CMS parent Justin Perry said he wanted in-person classes, known as Plan B, only when the numbers dropped back to safer levels.

"What has been presented puts parents such as ours in a bind, as we chose B under agreed-upon parameters, and now our kids will have to take absences because we won’t send them back prematurely," he said.

Several parents and teachers told the board they crave some stability. CMS brought elementary and K-8 students back for part of the fall, while middle and high schools haven’t held in-person classes since March.

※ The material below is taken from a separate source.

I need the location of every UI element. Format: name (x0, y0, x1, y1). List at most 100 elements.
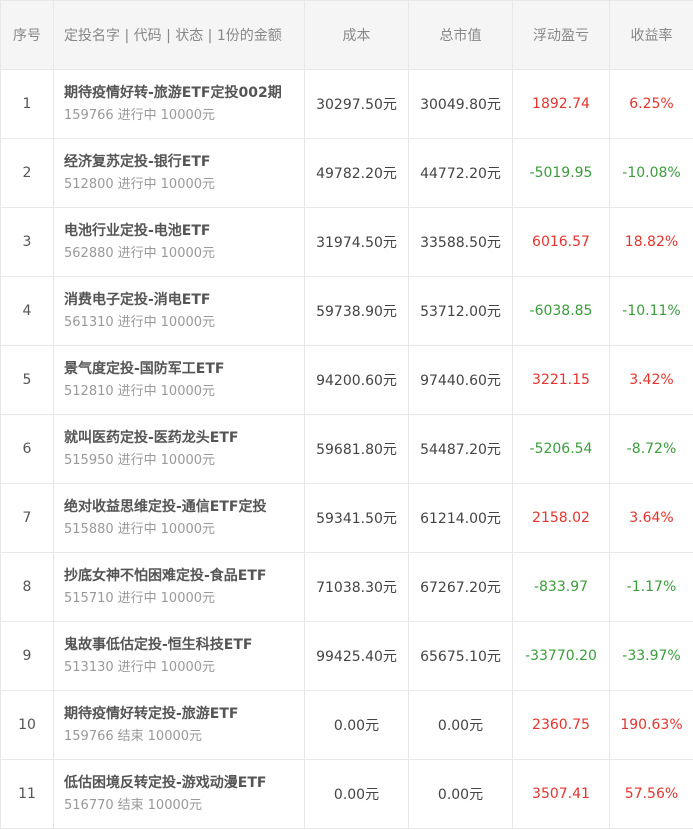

Parent Jocie Sweeney urged the board to keep students home until educators can get vaccinated. She said that protects teachers and gives everyone a stretch where they know what to expect.

"The inconsistency and constant scrambling of last-minute decisions and switching around with emergency meetings is taking a major toll on families and teachers," she said.

Dashew said she knows parents wanted a decision Tuesday. But she said a new plan can’t just be thrown together.

For instance, will CMS bring students back in early February, when the health department’s three-week directive expires? Or wait until the third quarter ends in mid-March, as several speakers urged?